1) Use the Zoom as your interface while recording Guitar
2) Use the Jamsticks for your drums with whatever drum program you like for sounds. EZ Drummer, AD, Superior Drummer, BFG, whatever
3) When you're ready for vocals, use the Tascam.

I recommend getting a Line 6 UX1 or higher. It'll give you Pod Farm which can give you bass guitar, guitar, and vocal amp models to run on your laptop. It'll give you a Mic and Line input and can record dry.

For Bass guitar, if you don't have one, play it on your guitar and use Cool Edit or something to tune it down an octave or two. It sounds terrible by itself, but in a mix it can do a pretty convincing job. I know. That's how I used to do it until I could buy my own bass. BTW, my Squier P-Bass (with J-Bass pickups) that I just bought for $200 sounds WAY WAY WAY better than my "nicer" ibanez bass.
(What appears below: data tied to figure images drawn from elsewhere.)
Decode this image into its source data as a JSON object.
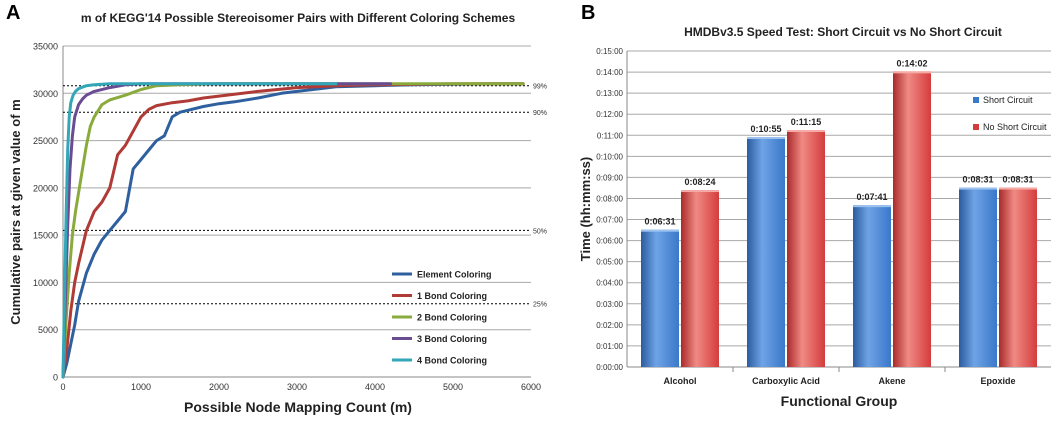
{
  "panels": {
    "a_label": "A",
    "b_label": "B"
  },
  "chart_data": [
    {
      "type": "line",
      "title": "m of KEGG'14 Possible Stereoisomer Pairs with Different Coloring Schemes",
      "xlabel": "Possible Node Mapping Count (m)",
      "ylabel": "Cumulative pairs at given value of m",
      "xlim": [
        0,
        6000
      ],
      "ylim": [
        0,
        35000
      ],
      "xticks": [
        0,
        1000,
        2000,
        3000,
        4000,
        5000,
        6000
      ],
      "yticks": [
        0,
        5000,
        10000,
        15000,
        20000,
        25000,
        30000,
        35000
      ],
      "grid": true,
      "legend_position": "bottom-right",
      "reference_lines": [
        {
          "label": "99%",
          "value": 30800
        },
        {
          "label": "90%",
          "value": 28000
        },
        {
          "label": "50%",
          "value": 15500
        },
        {
          "label": "25%",
          "value": 7750
        }
      ],
      "series": [
        {
          "name": "Element Coloring",
          "color": "#2e5f9e",
          "x": [
            0,
            50,
            100,
            150,
            200,
            300,
            400,
            500,
            600,
            700,
            800,
            900,
            1000,
            1100,
            1200,
            1300,
            1400,
            1500,
            1600,
            1800,
            2000,
            2200,
            2500,
            2800,
            3000,
            3300,
            3500,
            4000,
            4500,
            5000,
            5500,
            5900
          ],
          "y": [
            0,
            1500,
            3500,
            5500,
            8000,
            11000,
            13000,
            14500,
            15500,
            16500,
            17500,
            22000,
            23000,
            24000,
            25000,
            25500,
            27500,
            28000,
            28200,
            28600,
            28900,
            29100,
            29500,
            30000,
            30200,
            30500,
            30700,
            30800,
            30900,
            30950,
            31000,
            31000
          ]
        },
        {
          "name": "1 Bond Coloring",
          "color": "#b03a36",
          "x": [
            0,
            50,
            100,
            150,
            200,
            300,
            400,
            500,
            600,
            700,
            800,
            900,
            1000,
            1100,
            1200,
            1400,
            1600,
            1800,
            2000,
            2500,
            3000,
            3500,
            4000,
            5000,
            5900
          ],
          "y": [
            0,
            3000,
            7000,
            10000,
            12000,
            15500,
            17500,
            18500,
            20000,
            23500,
            24500,
            26000,
            27500,
            28300,
            28700,
            29000,
            29200,
            29500,
            29700,
            30200,
            30600,
            30800,
            30900,
            31000,
            31000
          ]
        },
        {
          "name": "2 Bond Coloring",
          "color": "#8aab3c",
          "x": [
            0,
            40,
            80,
            120,
            160,
            200,
            250,
            300,
            350,
            400,
            500,
            600,
            800,
            1000,
            1200,
            1500,
            2000,
            3000,
            4000,
            5900
          ],
          "y": [
            0,
            6000,
            11000,
            15000,
            17500,
            19500,
            22000,
            24500,
            26500,
            27500,
            28800,
            29300,
            29800,
            30400,
            30800,
            30900,
            31000,
            31000,
            31000,
            31000
          ]
        },
        {
          "name": "3 Bond Coloring",
          "color": "#6a4c93",
          "x": [
            0,
            30,
            60,
            90,
            120,
            150,
            200,
            250,
            300,
            400,
            600,
            800,
            1000,
            1500,
            2000,
            3000,
            4200
          ],
          "y": [
            0,
            8000,
            16000,
            22000,
            25500,
            27500,
            28800,
            29400,
            29800,
            30200,
            30600,
            30900,
            31000,
            31000,
            31000,
            31000,
            31000
          ]
        },
        {
          "name": "4 Bond Coloring",
          "color": "#33a6b8",
          "x": [
            0,
            20,
            40,
            60,
            80,
            100,
            130,
            160,
            200,
            300,
            400,
            600,
            800,
            1000,
            2000,
            3500
          ],
          "y": [
            0,
            9000,
            17000,
            24000,
            27500,
            29000,
            29800,
            30200,
            30500,
            30800,
            30900,
            31000,
            31000,
            31000,
            31000,
            31000
          ]
        }
      ]
    },
    {
      "type": "bar",
      "title": "HMDBv3.5 Speed Test: Short Circuit vs No Short Circuit",
      "xlabel": "Functional Group",
      "ylabel": "Time (hh:mm:ss)",
      "categories": [
        "Alcohol",
        "Carboxylic Acid",
        "Akene",
        "Epoxide"
      ],
      "ylim_seconds": [
        0,
        900
      ],
      "ytick_step_seconds": 60,
      "ytick_labels": [
        "0:00:00",
        "0:01:00",
        "0:02:00",
        "0:03:00",
        "0:04:00",
        "0:05:00",
        "0:06:00",
        "0:07:00",
        "0:08:00",
        "0:09:00",
        "0:10:00",
        "0:11:00",
        "0:12:00",
        "0:13:00",
        "0:14:00",
        "0:15:00"
      ],
      "legend_position": "right",
      "series": [
        {
          "name": "Short Circuit",
          "color": "#3a78c9",
          "values_seconds": [
            391,
            655,
            461,
            511
          ],
          "labels": [
            "0:06:31",
            "0:10:55",
            "0:07:41",
            "0:08:31"
          ]
        },
        {
          "name": "No Short Circuit",
          "color": "#d43c3c",
          "values_seconds": [
            504,
            675,
            842,
            511
          ],
          "labels": [
            "0:08:24",
            "0:11:15",
            "0:14:02",
            "0:08:31"
          ]
        }
      ]
    }
  ]
}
I recommend picking up one.

For Vocals, you'll want a LDC or large diaphragm condenser microphone. There are a ton of low cost LDC's like the MXL2003. These won't sound awesome but at your level they'll be more than adequate. Your Tascam has Phantom Power, which you'll need to use the LDC mic.

When all is said and done, you laptop will suck at this job. The processor is slow and the RAM is insufficient to do very well at running lots of plugins and samplers. If you can record your guitar track, then define the sound you want, then render it to a stem track, that'll help you alleviate the plugin processing. Same with drums. Get what you want figured out, then render the tracks to .wav files.

If you check out www.myspace.com/offormerfame and listen to the songs there (The Pharisee is brand new). I've used this setup pretty much. I use the UX8 so I don't need 2 interfaces. However, drums were recorded in MIDI and run into Addictive Drums or EZ Drummer. Guitars, Bass, and Vocals were all done with Pod Farm. Reverbs and such were all free plugins. I have some expensive plugins too, but honestly I don't need them a lot with Pod Farm.